PENGURANGAN, KERINGANAN DAN PEMBEBASAN PAJAK

Pasal 36

(1) Walikota berdasarkan permohonan Wajib Pajak dapat memberikan pengurangan, keringanan dan pembebasan pajak.

(2) Tata cara pemberian pengurangan, keringanan dan pembebasan pajak sebagaimana dimaksud pada ayat (1), diatur oleh Walikota dengan mempertimbangkan diantaranya aspek kepatuhan, partisipasi dalam pembangunan daerah.

BAB XII

TATA CARA PEMBETULAN, PEMBATALAN, PENGURANGAN KETETAPAN, PENGHAPUSAN ATAU PENGURANGAN

SANKSI ADMINISTRASI

Pasal 37

(1) Walikota karena jabatan atau atas permohonan Wajib Pajak dapat :

a. membetulkan SKPD atau SKPDKB atau SKPDKBT atau STPD yang dalam penerbitannya terdapat kesalahan tulis, kesalahan hitung dan atau kekeliruan dalam penerapan peraturan perundang-undangan Perpajakan Daerah;

b. membatalkan atau mengurangkan ketetapan pajak yang tidak benar;

c. Mengurangkan atau menghapus sanksi administrasi berupa bunga, denda dan kenaikan pajak yang terutang dalam hal sanksi tersebut dikenakan karena kekhilafan Wajib Pajak atau bukan karena kesalahannya.

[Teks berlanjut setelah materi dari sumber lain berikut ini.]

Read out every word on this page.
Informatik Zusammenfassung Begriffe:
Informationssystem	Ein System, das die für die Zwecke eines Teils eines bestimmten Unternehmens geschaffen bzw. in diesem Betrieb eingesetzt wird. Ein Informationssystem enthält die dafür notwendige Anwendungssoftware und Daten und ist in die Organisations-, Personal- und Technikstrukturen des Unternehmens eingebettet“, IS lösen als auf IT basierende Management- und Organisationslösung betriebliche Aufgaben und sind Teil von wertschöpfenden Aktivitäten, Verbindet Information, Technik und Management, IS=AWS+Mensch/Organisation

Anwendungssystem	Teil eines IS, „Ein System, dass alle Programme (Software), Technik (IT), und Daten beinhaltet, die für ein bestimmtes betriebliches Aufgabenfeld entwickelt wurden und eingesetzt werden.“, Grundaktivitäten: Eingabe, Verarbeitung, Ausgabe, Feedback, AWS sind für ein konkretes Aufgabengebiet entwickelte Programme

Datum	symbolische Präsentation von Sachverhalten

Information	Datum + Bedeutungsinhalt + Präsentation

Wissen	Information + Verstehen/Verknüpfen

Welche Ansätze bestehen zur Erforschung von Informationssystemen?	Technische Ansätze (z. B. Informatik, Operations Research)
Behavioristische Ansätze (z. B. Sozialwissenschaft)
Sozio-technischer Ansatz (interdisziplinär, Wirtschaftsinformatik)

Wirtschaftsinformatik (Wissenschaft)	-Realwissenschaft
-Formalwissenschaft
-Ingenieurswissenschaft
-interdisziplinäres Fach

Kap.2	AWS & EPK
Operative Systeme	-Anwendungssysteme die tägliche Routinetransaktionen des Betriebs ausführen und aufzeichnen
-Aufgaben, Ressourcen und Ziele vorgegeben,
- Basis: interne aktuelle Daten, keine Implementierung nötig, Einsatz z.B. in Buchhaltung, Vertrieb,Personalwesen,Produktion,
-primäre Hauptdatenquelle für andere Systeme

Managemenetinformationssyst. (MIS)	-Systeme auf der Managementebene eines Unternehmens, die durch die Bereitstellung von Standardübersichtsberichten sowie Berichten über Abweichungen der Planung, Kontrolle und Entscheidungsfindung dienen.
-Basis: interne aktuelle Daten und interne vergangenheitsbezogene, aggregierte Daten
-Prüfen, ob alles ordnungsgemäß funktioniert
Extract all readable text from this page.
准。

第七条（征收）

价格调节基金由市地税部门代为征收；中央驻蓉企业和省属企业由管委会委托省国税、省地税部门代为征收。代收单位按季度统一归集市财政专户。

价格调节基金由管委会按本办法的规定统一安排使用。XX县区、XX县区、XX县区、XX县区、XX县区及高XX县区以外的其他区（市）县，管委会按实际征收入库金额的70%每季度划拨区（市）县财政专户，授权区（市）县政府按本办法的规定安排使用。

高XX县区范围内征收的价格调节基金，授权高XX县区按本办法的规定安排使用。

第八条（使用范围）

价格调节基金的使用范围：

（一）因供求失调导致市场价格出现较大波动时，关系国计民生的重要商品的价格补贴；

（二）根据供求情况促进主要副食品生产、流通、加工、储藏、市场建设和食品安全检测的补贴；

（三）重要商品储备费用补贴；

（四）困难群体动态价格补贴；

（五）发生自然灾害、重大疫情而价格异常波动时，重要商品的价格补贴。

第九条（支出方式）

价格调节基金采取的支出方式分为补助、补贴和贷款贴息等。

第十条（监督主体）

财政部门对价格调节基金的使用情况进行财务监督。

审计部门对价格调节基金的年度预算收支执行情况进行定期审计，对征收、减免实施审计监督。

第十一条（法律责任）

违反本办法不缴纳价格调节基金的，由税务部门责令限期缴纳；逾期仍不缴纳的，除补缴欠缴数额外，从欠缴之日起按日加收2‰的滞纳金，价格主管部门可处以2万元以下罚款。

17 Bagian Hukum Setda Kota Tangerang – Tahun 2008

17

(2) Permohonan pembetulan, pembatalan, pengurangan ketetapan dan penghapusan atau pengurangan sanksi administrasi atas SKPD, SKPDKB, SKPDKBT dan STPD sebagaimana dimaksud pada ayat (1), harus disampaikan secara tertulis oleh Wajib Pajak kepada Walikota atau pejabat yang ditunjuk paling lambat 30 (tiga puluh) hari sejak tanggal diterima SKPD, SKPDKB, SKPDKBT atau STPD dengan memberikan alasan yang jelas.

(3) Walikota atau pejabat yang ditunjuk paling lama 12 (dua belas) bulan sejak surat permohonan sebagaimana dimaksud pada ayat (2) diterima, sudah harus memberikan keputusan.

(4) Apabila setelah lewat waktu 12 (dua belas) bulan sebagaimana dimaksud pada ayat (3), Walikota atau Pejabat yang ditunjuk tidak memberikan keputusan, permohonan, pembetulan, pembatalan, pengurangan ketetapan dan penghapusan atau pengurangan sanksi administrasi dianggap dikabulkan.

BAB XIII

KEBERATAN DAN BANDING

Pasal 38

(1) Wajib Pajak dapat mengajukan keberatan secara tertulis kepada Walikota atau Pejabat yang ditunjuk atas suatu :

a. SKPD;

b. SKPDKB;

c. SKPDKBT;

d. SKPDLB;

e. SKPDN /STPD;

f. Pemotongan atau pemungutan oleh Pihak Ketiga berdasarkan peraturan perundang-undangan perpajakan yang berlaku.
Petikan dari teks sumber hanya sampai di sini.